Dia mencontohkan di Surabaya. Walaupun berstatus honorer gajinya Rp 4,2 juta per bulan. Belum tentu ketika jadi PPPK gajinya bisa Rp 4,2 juta.
\"Kalau status kontrak ya sama saja kayak honorer. Kenapa butuh diangkat PNS? Karena kami butuh jaminan untuk anak istri kami,\" tegasnya.
Pendapat Eko ini berseberangan dengan Hanif Darmawan. Koordinator Honorer K2 Jawa Barat ini menegaskan, bagi yang mau PNS harga mati silakan.
Namun, jangan ganggu honorer K2 yang sudah lulus PPPK.
Saat ini, kata Hanif, honorer K2 daan Non-K2 yang diadvokasi PGRI (Persatuan Guru Republik Indonesia) sedang mengawal hasil kesepakatan Komisi X DPR RI dengan pemerintah.
Di antaranya adalah agar Perpres Penggajian dan Tujangan bagi Penetapan NIP dan SK PPPK Tahap I segera diterbitkan.
Kemudian pendataan sisa honorer K2 oleh kementerian terkait, bukan oleh organisasi atau forum honorer.
Selanjutnya pendataan honorer Non-K2 oleh kementerian (bukan organanisasi).
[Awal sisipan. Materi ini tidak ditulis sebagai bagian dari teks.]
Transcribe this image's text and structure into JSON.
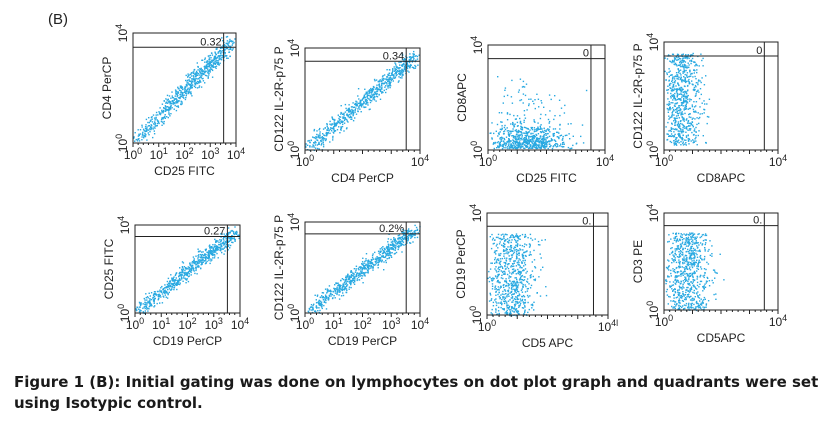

Dan, terbitnya regulasi seleksi PPPK tahap II bagi honorer K2 dan-Non K2.
\"Selama ini saya diam. Namun kali ini saya harus angkat bicara. Biarlah PGRI, DPR, pemerintah, dan seluruh Indonesia tahu siapa pengurus dan organisasi honorer yang selaras dengan PGRI, DPR dan pemerintah,\" ujarnya.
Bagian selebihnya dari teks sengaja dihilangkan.